U.N. agency says Iran halts uranium work

U.S., European Union say freeze of nuclear program not enough

? Iran said Monday it had frozen all uranium enrichment programs, a claim welcomed by Europe even as it weakened a U.S. push to refer Tehran’s suspect nuclear activities to the U.N. Security Council. President Bush said he hoped the statement was true but “there must be verification.”

Even if verified by the International Atomic Energy Agency — the U.N. nuclear monitor — such a freeze falls short of European and U.S. hopes of an Iranian commitment to scrap enrichment ambitions.

Iran has said suspension will be only temporary and insists that it has the ultimate right to enrich uranium. It dismisses U.S. assertions that it wants to use the technology to make weapons, saying it is interested only in generating nuclear power.

And Tehran’s announcement of a start to suspension came only after it already had converted a few tons of raw uranium into the gas used as feedstock for enrichment. While not prohibited from doing so until Monday — when the freeze took effect — conversion continued until shortly before the deadline, raising doubts about Iran’s interest in dispelling international concerns.

“Iran suspended uranium enrichment (and related activities) as of today,” Iranian state radio said Monday. In Vienna, home to the IAEA, agency head Mohamed ElBaradei said: “I think pretty much everything has come to a halt.”

Bush said Iran must “earn the trust of those of us who are worried about them developing a nuclear weapon.”

“Let’s say I hope it’s true,” Bush said at a news conference in Cartegena, Colombia. But, he added, “I think the definition of truth is the willingness of the Iranian regime to allow for verification.”

ElBaradei said he expected to have a definitive ruling by Thursday on whether Iran had honored its pledge to stop all activities covered by the freeze, among them producing the uranium hexafluoride gas that can be enriched either to low-grade nuclear fuel or high-level weapons grade uranium used for the core of warheads.

Britain — a key negotiator of the Nov. 7 deal that promises Iran technical and political support from the European Union in exchange for the suspension — cautiously welcomed the move while making clear it would watch closely for its implementation.

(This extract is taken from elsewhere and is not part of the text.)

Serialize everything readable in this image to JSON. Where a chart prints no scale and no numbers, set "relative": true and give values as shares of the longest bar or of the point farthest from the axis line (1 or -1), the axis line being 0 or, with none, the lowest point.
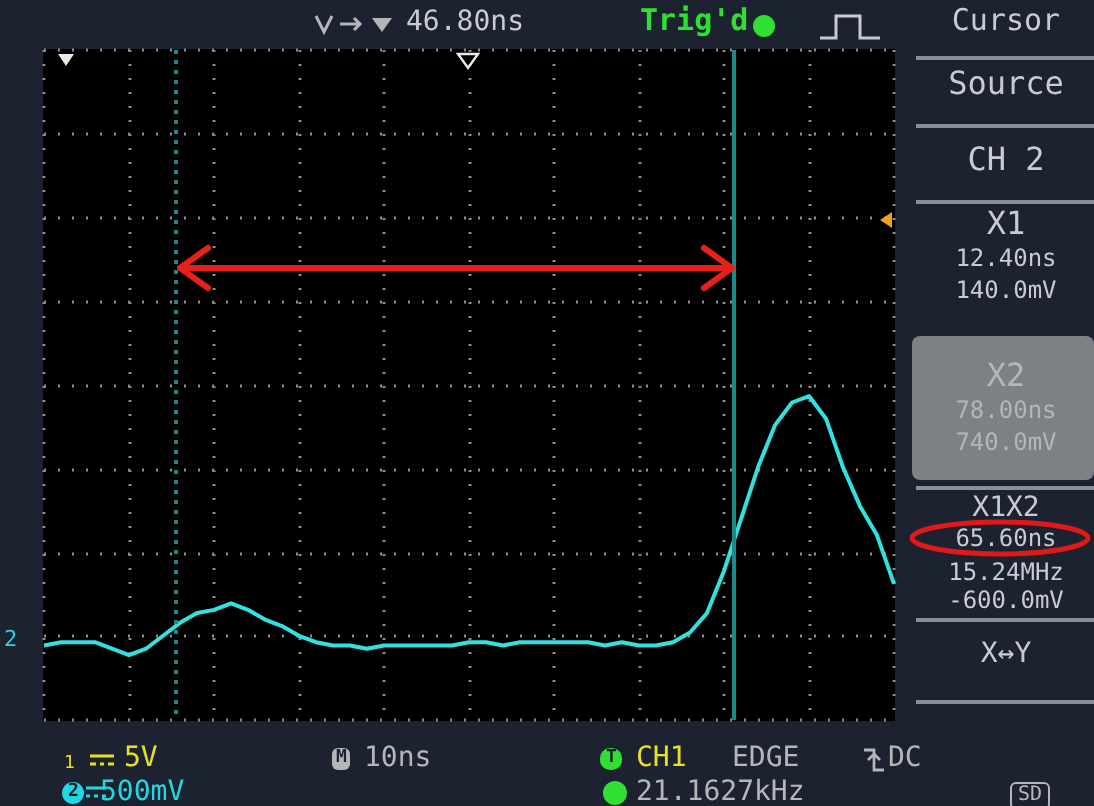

“Clearly the important thing is that on the one hand Iran is showing signs of compliance,” said the office of Prime Minister Tony Blair. “But equally the important thing is that it does so.”

Still, the suspension — if verified by IAEA inspectors — will take the wind out of a U.S. push to have Iran referred to the Security Council, a goal the Americans have pursued since the start more than a year ago of an agency probe into suspect Iranian dual-use nuclear activities.

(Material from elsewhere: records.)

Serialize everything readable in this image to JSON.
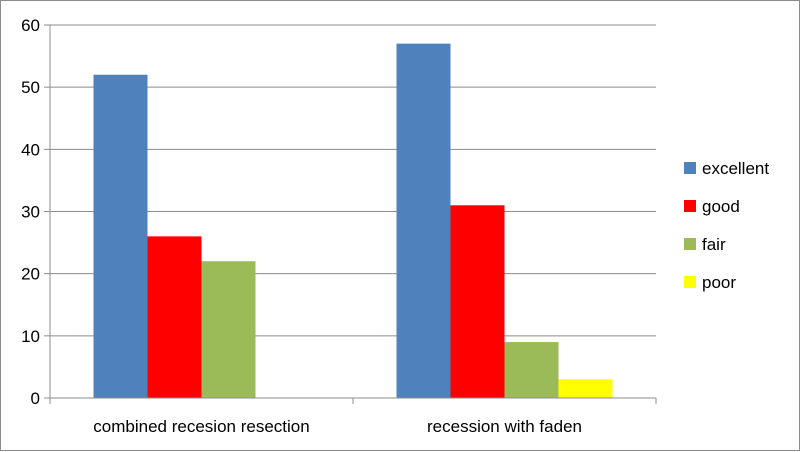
{
  "chart_data": {
    "type": "bar",
    "categories": [
      "combined recesion resection",
      "recession with faden"
    ],
    "series": [
      {
        "name": "excellent",
        "color": "#4f81bd",
        "values": [
          52,
          57
        ]
      },
      {
        "name": "good",
        "color": "#ff0000",
        "values": [
          26,
          31
        ]
      },
      {
        "name": "fair",
        "color": "#9bbb59",
        "values": [
          22,
          9
        ]
      },
      {
        "name": "poor",
        "color": "#ffff00",
        "values": [
          0,
          3
        ]
      }
    ],
    "ylim": [
      0,
      60
    ],
    "yticks": [
      0,
      10,
      20,
      30,
      40,
      50,
      60
    ],
    "grid": true,
    "legend_position": "right"
  }
}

The suspension was clearly timed to Thursday’s start of a 35-nation IAEA board meeting and met a key demand of the last board meeting in September. It thus deprived the Americans of arguing that Tehran was defying the U.N. agency.

British Foreign Secretary Jack Straw warned that if Iran reneged on the deal, the European Union “reserves the right” to seek U.N. sanctions against the country.

While not prohibited from enrichment under the Nuclear Nonproliferation Treaty, Iran has been under intense pressure to agree to at least a freeze — if not to scrap its program — as a way of reducing international suspicions.